Pośród listowia wszelako opadłego! || 94.50km
Most północny jeszcze stoi - sprawdzone! Ścieżka może być, choć przy zjeździe na zachodnią stronę skręt w lewo to zerowa widoczność i można przywalić w rowerzystę jadącego z kierunku południowego. Dodatkowo przydało by się lepsze wykończenie łączeń mostu, bo na początku i na końcu mostu są takie poprzeczne rynny.
Po oddaniu pracy promotorowi - kolejny już raz - pojechałem znaleźć górkę szczęśliwicką i obejrzeć ją sobie, bo nigdy jeszcze jej nie widziałem w realu! Po drodze na okolicznych wiaduktach błądząc znajduje taki kwiatek:
Górka odnaleziona!
Cisza tam i pustki jakby obiekt upadał, ale przyjdzie zima a zatrzęsie stokiem!

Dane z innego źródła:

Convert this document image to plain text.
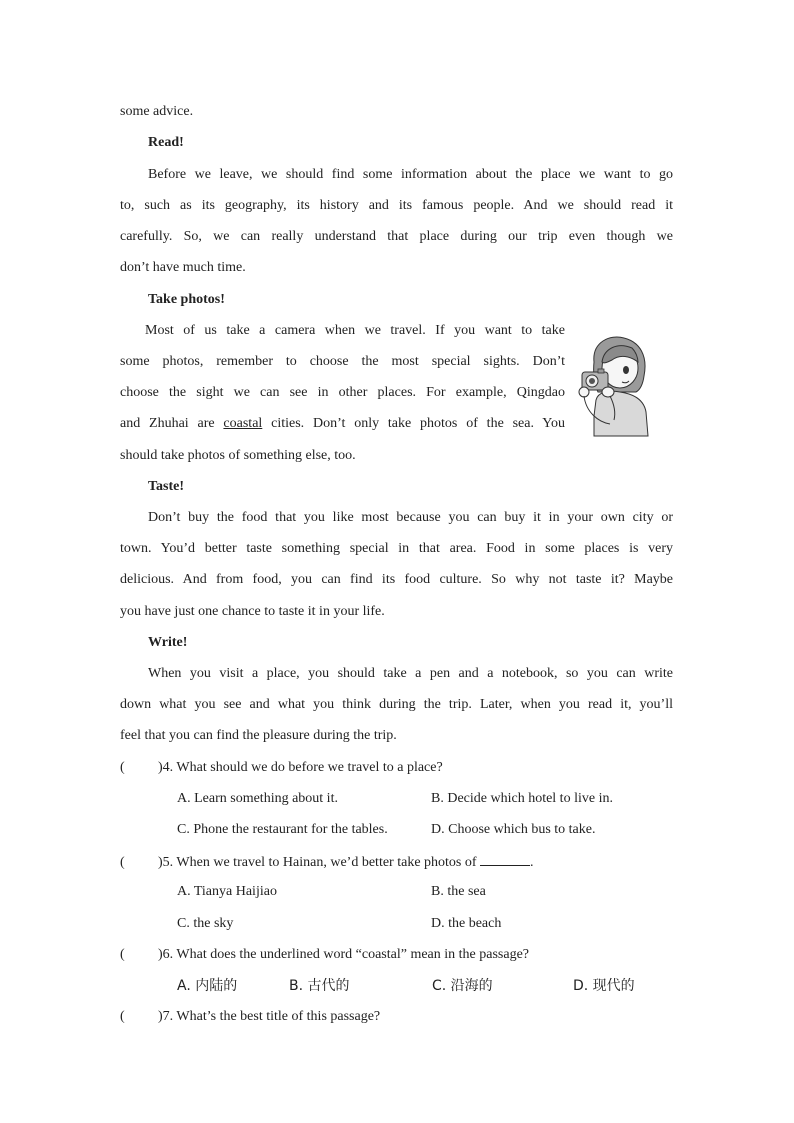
some advice.
Read!
Before we leave, we should find some information about the place we want to go
to, such as its geography, its history and its famous people. And we should read it
carefully. So, we can really understand that place during our trip even though we
don’t have much time.
Take photos!
Most of us take a camera when we travel. If you want to take
some photos, remember to choose the most special sights. Don’t
choose the sight we can see in other places. For example, Qingdao
and Zhuhai are coastal cities. Don’t only take photos of the sea. You
should take photos of something else, too.
Taste!
Don’t buy the food that you like most because you can buy it in your own city or
town. You’d better taste something special in that area. Food in some places is very
delicious. And from food, you can find its food culture. So why not taste it? Maybe
you have just one chance to taste it in your life.
Write!
When you visit a place, you should take a pen and a notebook, so you can write
down what you see and what you think during the trip. Later, when you read it, you’ll
feel that you can find the pleasure during the trip.
( )4. What should we do before we travel to a place?
A. Learn something about it.	B. Decide which hotel to live in.
C. Phone the restaurant for the tables.	D. Choose which bus to take.
( )5. When we travel to Hainan, we’d better take photos of	.
A. Tianya Haijiao	B. the sea
C. the sky	D. the beach
( )6. What does the underlined word “coastal” mean in the passage?
A. 内陆的	B. 古代的	C. 沿海的	D. 现代的
( )7. What’s the best title of this passage?
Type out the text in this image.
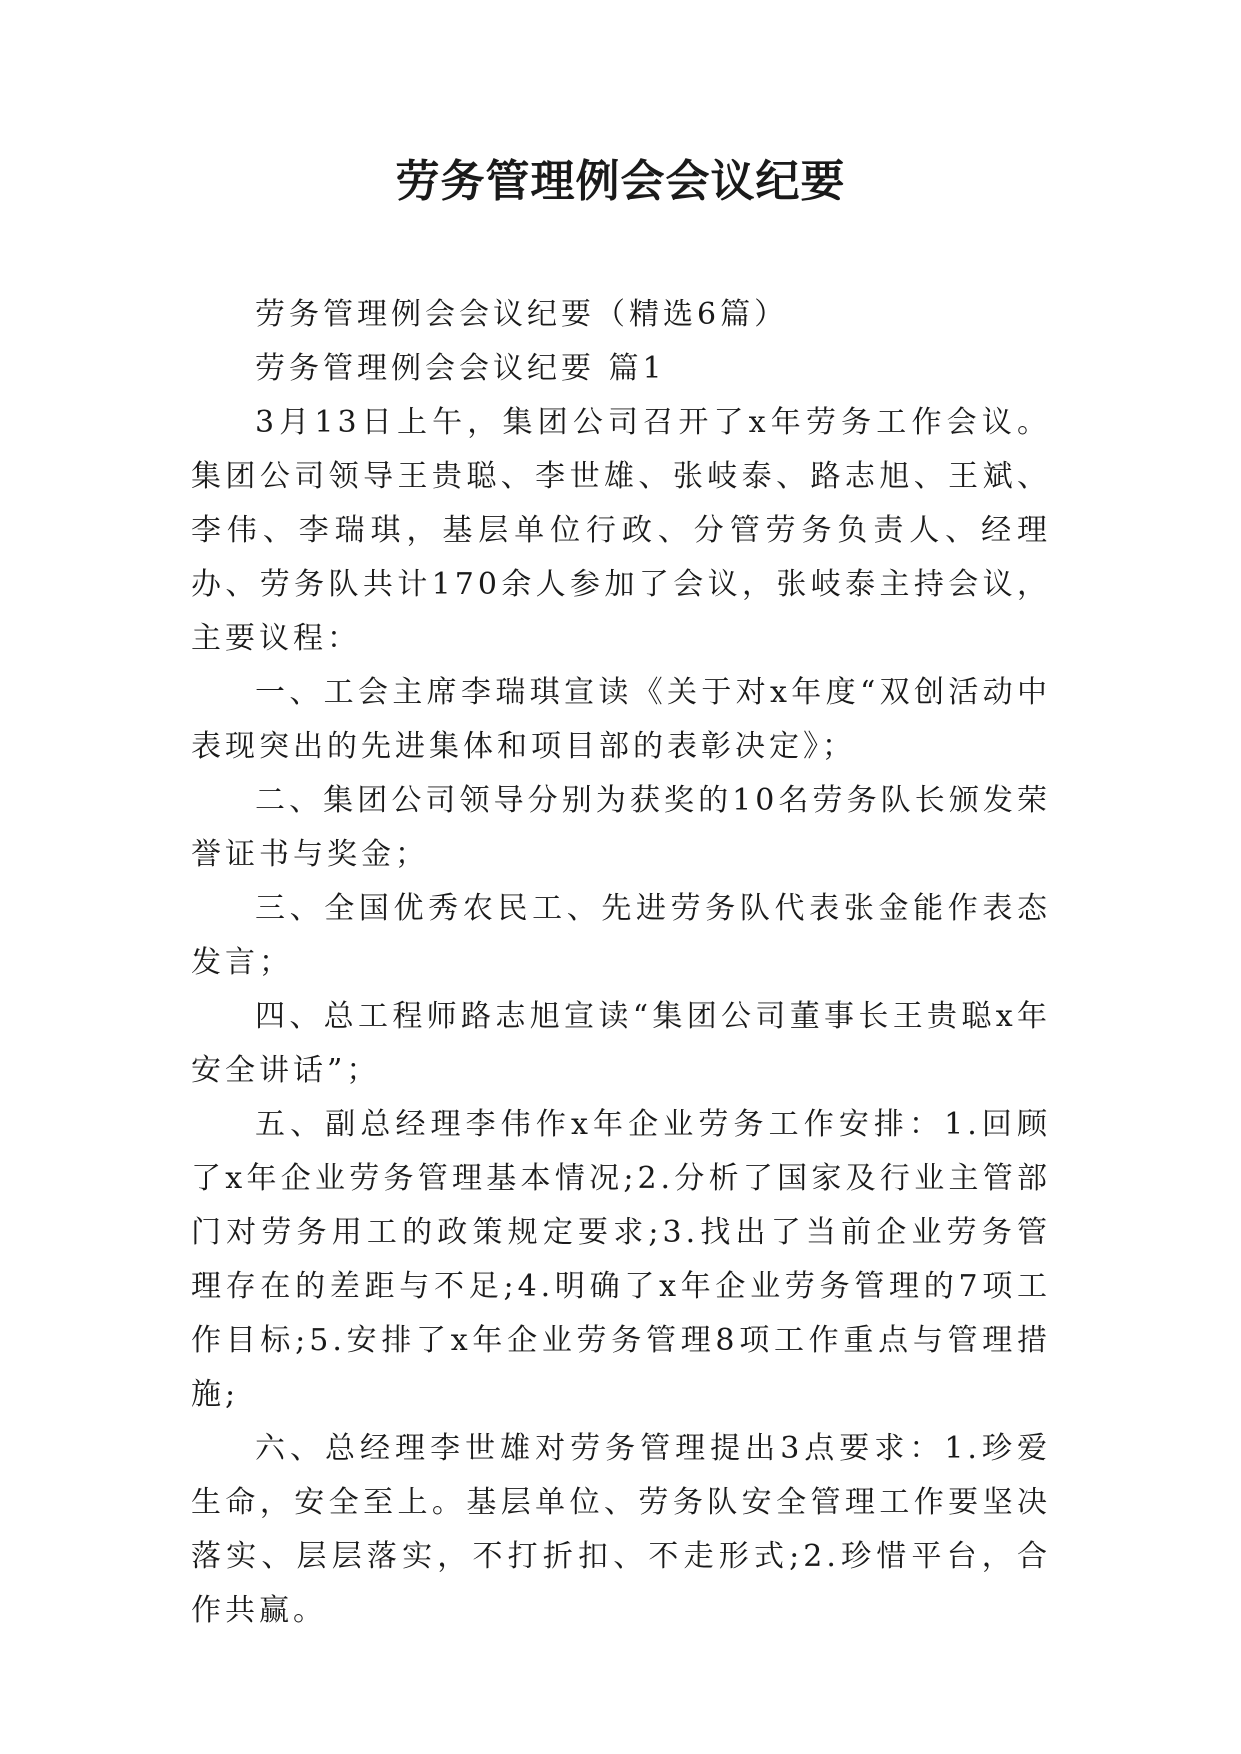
劳务管理例会会议纪要

劳务管理例会会议纪要（精选6篇）

劳务管理例会会议纪要 篇1

3月13日上午，集团公司召开了x年劳务工作会议。集团公司领导王贵聪、李世雄、张岐泰、路志旭、王斌、李伟、李瑞琪，基层单位行政、分管劳务负责人、经理办、劳务队共计170余人参加了会议，张岐泰主持会议，主要议程：

一、工会主席李瑞琪宣读《关于对x年度“双创活动中表现突出的先进集体和项目部的表彰决定》；

二、集团公司领导分别为获奖的10名劳务队长颁发荣誉证书与奖金；

三、全国优秀农民工、先进劳务队代表张金能作表态发言；

四、总工程师路志旭宣读“集团公司董事长王贵聪x年安全讲话”；

五、副总经理李伟作x年企业劳务工作安排：1.回顾了x年企业劳务管理基本情况;2.分析了国家及行业主管部门对劳务用工的政策规定要求;3.找出了当前企业劳务管理存在的差距与不足;4.明确了x年企业劳务管理的7项工作目标;5.安排了x年企业劳务管理8项工作重点与管理措施;

六、总经理李世雄对劳务管理提出3点要求：1.珍爱生命，安全至上。基层单位、劳务队安全管理工作要坚决落实、层层落实，不打折扣、不走形式;2.珍惜平台，合作共赢。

Okoliczny park, jest przepiekny! Czemu u nas zamiast wielkiego centrum handlowego nie zagospodarują takiego wielkiego parku i górki narciarskiej? Tyle że piasku trzeba i trochę drzewek nasadzić!
Takie skarby i to w STOLYCY!!!
Dziadek jak kosynier z czapką beretką i nordic walking! Gotów walczyć o miejsce w kolejce w warzywniaku:)
Ale-je;P Piękne żółte jesienne!
Kolejnym parkiem było Pole Mokotowskie - jedno pole i jedno mokotowskie;)
Jak mnie poprawia Che;)
Patyk jest? Jest - czyli Warszawa jak nic!
A macie! Napatrzcie się na liście niech wam gały wyjdą!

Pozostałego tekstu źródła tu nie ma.